中米からアメリカへ北上する「移民キャラバン」が話題になったのは、今から約2年半前のことである。グアテマラ、エルサルバドル、ホンデュラスの3カ国からアメリカを目指す人約7000人がSNSなどを通じて集結し、これに対してアメリカのトランプ前大統領が怒り心頭だったのは記憶に新しい。

それからあまり報道されることはなくなったが、コロナ禍においても3カ国の人々が北上する動きは止まっていない。フロリダ州「パナム・ポスト」(3月24日付、4月9日付)によると、アメリカ国境取締局(CBP)によるメキシコとの国境から違法に入国しようとして拘束された人の数は今年1月が7万8442人、2月は10万441人、3月は17万2331人と毎月増加している。

ラテンアメリカの政治問題に詳しいアルゼンチン出身のジャーナリスト、カルロス・パグニ氏は、スペイン紙「エル・パイス」に対して、今年9月までに移民の数は、大人100万人、同伴者のいない未成年者20万人に到達するとの見通しを伝えている。

与えられた2つの課題

こうした中、ジョー・バイデン大統領は3月24日、メキシコ国境から違法に流入する移民の急増を前にカマラ・ハリス副大統領を移民対策の責任者に任命した。バイデン大統領はこれに際し、「彼女が発言する時は、それは私に代わって発言しているということだ。そのために事前に私と相談する必要はない」とホワイトハウスから述べ、この問題に関して全幅の信頼をハリス大統領に寄せていることを表明している。
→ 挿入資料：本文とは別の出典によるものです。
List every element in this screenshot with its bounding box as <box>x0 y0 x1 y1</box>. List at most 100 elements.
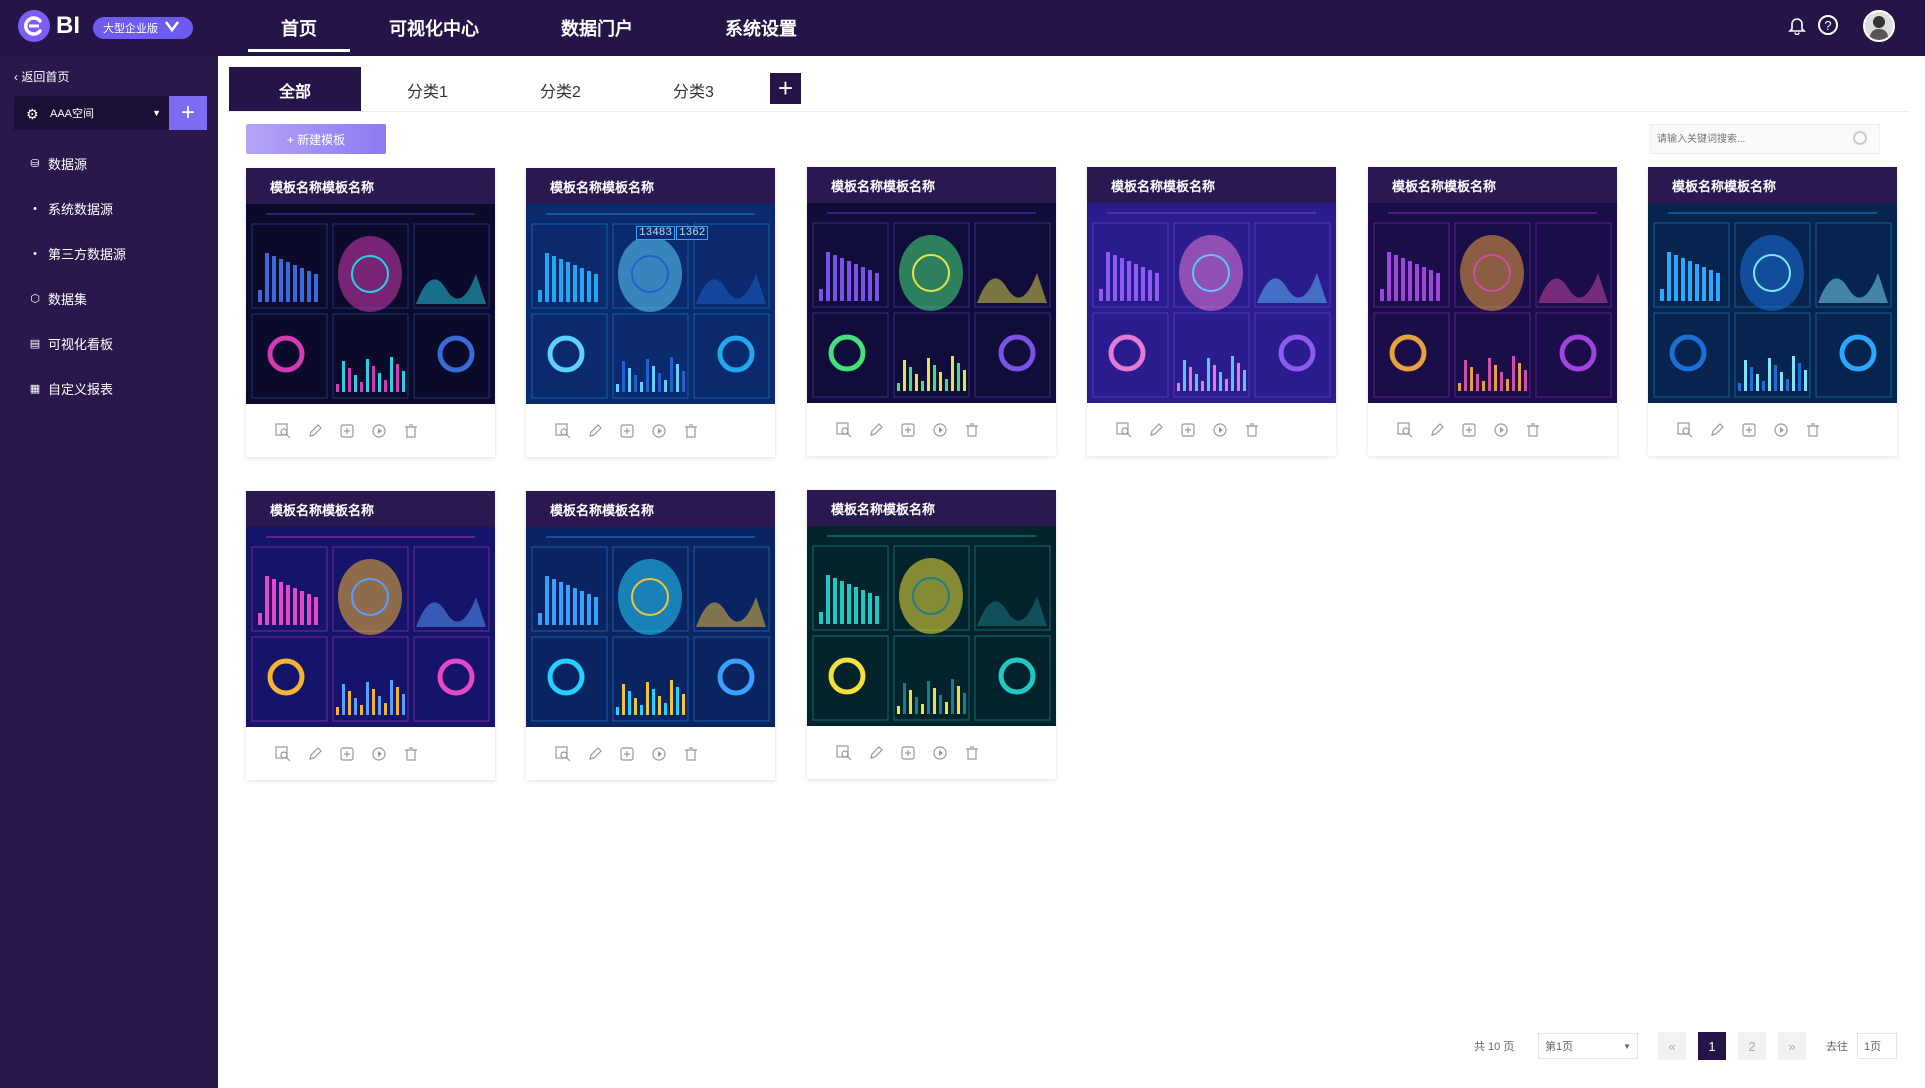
template-thumbnail[interactable] <box>246 204 495 404</box>
preview-icon[interactable] <box>1115 421 1132 438</box>
play-icon[interactable] <box>1492 421 1509 438</box>
template-thumbnail[interactable] <box>1368 203 1617 403</box>
tab-all[interactable]: 全部 <box>229 67 361 112</box>
play-icon[interactable] <box>931 744 948 761</box>
search-input[interactable] <box>1651 125 1841 153</box>
delete-icon[interactable] <box>1524 421 1541 438</box>
help-icon[interactable]: ? <box>1818 15 1838 35</box>
preview-icon[interactable] <box>835 421 852 438</box>
sidebar-item-system-datasource[interactable]: • 系统数据源 <box>28 199 113 218</box>
sidebar-item-dashboard[interactable]: ▤ 可视化看板 <box>28 334 113 353</box>
sidebar-item-custom-report[interactable]: ▦ 自定义报表 <box>28 379 113 398</box>
edit-icon[interactable] <box>306 745 323 762</box>
prev-page-button[interactable]: « <box>1658 1032 1686 1060</box>
next-page-button[interactable]: » <box>1778 1032 1806 1060</box>
template-card[interactable]: 模板名称模板名称 <box>246 491 495 780</box>
sidebar-item-dataset[interactable]: ⬡ 数据集 <box>28 289 87 308</box>
nav-item-visual-center[interactable]: 可视化中心 <box>350 0 518 56</box>
play-icon[interactable] <box>370 422 387 439</box>
sidebar-item-third-party-datasource[interactable]: • 第三方数据源 <box>28 244 126 263</box>
edit-icon[interactable] <box>586 745 603 762</box>
delete-icon[interactable] <box>1804 421 1821 438</box>
delete-icon[interactable] <box>402 745 419 762</box>
copy-icon[interactable] <box>1740 421 1757 438</box>
delete-icon[interactable] <box>963 744 980 761</box>
sidebar-item-datasource[interactable]: ⛁ 数据源 <box>28 154 87 173</box>
template-thumbnail[interactable] <box>1087 203 1336 403</box>
copy-icon[interactable] <box>899 744 916 761</box>
template-card[interactable]: 模板名称模板名称 <box>1648 167 1897 456</box>
play-icon[interactable] <box>650 745 667 762</box>
copy-icon[interactable] <box>338 745 355 762</box>
nav-item-system-settings[interactable]: 系统设置 <box>676 0 846 56</box>
template-actions <box>246 727 495 780</box>
template-thumbnail[interactable] <box>526 527 775 727</box>
template-card[interactable]: 模板名称模板名称 13483 1362 <box>526 168 775 457</box>
template-card[interactable]: 模板名称模板名称 <box>1087 167 1336 456</box>
preview-icon[interactable] <box>835 744 852 761</box>
back-link[interactable]: ‹ 返回首页 <box>14 68 69 85</box>
play-icon[interactable] <box>1211 421 1228 438</box>
copy-icon[interactable] <box>618 422 635 439</box>
delete-icon[interactable] <box>402 422 419 439</box>
page-size-select[interactable]: 第1页 ▼ <box>1538 1033 1638 1059</box>
template-thumbnail[interactable] <box>246 527 495 727</box>
preview-icon[interactable] <box>274 422 291 439</box>
tab-category-1[interactable]: 分类1 <box>361 67 494 112</box>
play-icon[interactable] <box>650 422 667 439</box>
page-2-button[interactable]: 2 <box>1738 1032 1766 1060</box>
page-1-button[interactable]: 1 <box>1698 1032 1726 1060</box>
template-thumbnail[interactable] <box>807 526 1056 726</box>
copy-icon[interactable] <box>1179 421 1196 438</box>
edition-badge[interactable]: 大型企业版 <box>93 17 193 39</box>
template-thumbnail[interactable]: 13483 1362 <box>526 204 775 404</box>
avatar[interactable] <box>1863 10 1895 42</box>
goto-page-input[interactable]: 1页 <box>1857 1033 1897 1059</box>
play-icon[interactable] <box>370 745 387 762</box>
preview-icon[interactable] <box>554 745 571 762</box>
copy-icon[interactable] <box>1460 421 1477 438</box>
edit-icon[interactable] <box>867 421 884 438</box>
copy-icon[interactable] <box>899 421 916 438</box>
add-space-button[interactable]: + <box>169 96 207 130</box>
space-select[interactable]: ⚙ AAA空间 ▼ <box>14 96 169 130</box>
edit-icon[interactable] <box>306 422 323 439</box>
dashboard-icon: ▤ <box>29 338 41 350</box>
template-thumbnail[interactable] <box>807 203 1056 403</box>
tab-category-3[interactable]: 分类3 <box>627 67 760 112</box>
template-title: 模板名称模板名称 <box>526 491 775 527</box>
delete-icon[interactable] <box>682 422 699 439</box>
play-icon[interactable] <box>931 421 948 438</box>
play-icon[interactable] <box>1772 421 1789 438</box>
edit-icon[interactable] <box>1147 421 1164 438</box>
template-card[interactable]: 模板名称模板名称 <box>526 491 775 780</box>
bell-icon[interactable] <box>1787 15 1807 35</box>
edit-icon[interactable] <box>586 422 603 439</box>
search-icon[interactable] <box>1853 131 1867 145</box>
delete-icon[interactable] <box>682 745 699 762</box>
template-actions <box>1368 403 1617 456</box>
copy-icon[interactable] <box>618 745 635 762</box>
copy-icon[interactable] <box>338 422 355 439</box>
nav-item-home[interactable]: 首页 <box>248 0 350 56</box>
template-card[interactable]: 模板名称模板名称 <box>807 167 1056 456</box>
add-category-button[interactable]: + <box>770 73 801 104</box>
template-card[interactable]: 模板名称模板名称 <box>807 490 1056 779</box>
tab-category-2[interactable]: 分类2 <box>494 67 627 112</box>
template-title: 模板名称模板名称 <box>1368 167 1617 203</box>
preview-icon[interactable] <box>1396 421 1413 438</box>
template-card[interactable]: 模板名称模板名称 <box>1368 167 1617 456</box>
nav-item-data-portal[interactable]: 数据门户 <box>518 0 676 56</box>
new-template-button[interactable]: + 新建模板 <box>246 124 386 154</box>
preview-icon[interactable] <box>1676 421 1693 438</box>
template-card[interactable]: 模板名称模板名称 <box>246 168 495 457</box>
preview-icon[interactable] <box>274 745 291 762</box>
search-box <box>1650 124 1880 154</box>
edit-icon[interactable] <box>1708 421 1725 438</box>
edit-icon[interactable] <box>867 744 884 761</box>
edit-icon[interactable] <box>1428 421 1445 438</box>
preview-icon[interactable] <box>554 422 571 439</box>
delete-icon[interactable] <box>1243 421 1260 438</box>
delete-icon[interactable] <box>963 421 980 438</box>
template-thumbnail[interactable] <box>1648 203 1897 403</box>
この問題の解決には2つの目標がある。1つは流入する移民の減少と、もう1つは流入する移民の出身3カ国の政府と協力して、それぞれの国民がアメリカに向けて出国する必要性を感じないように国内の経済や社会問題の解決を図ることである。

だが、今回の「ミッション」について、首都ワシントンの政治専門家の多くは、これはハリス副大統領の今後の政治的キャリアを左右しかねない、非常に難しいものだと見ている。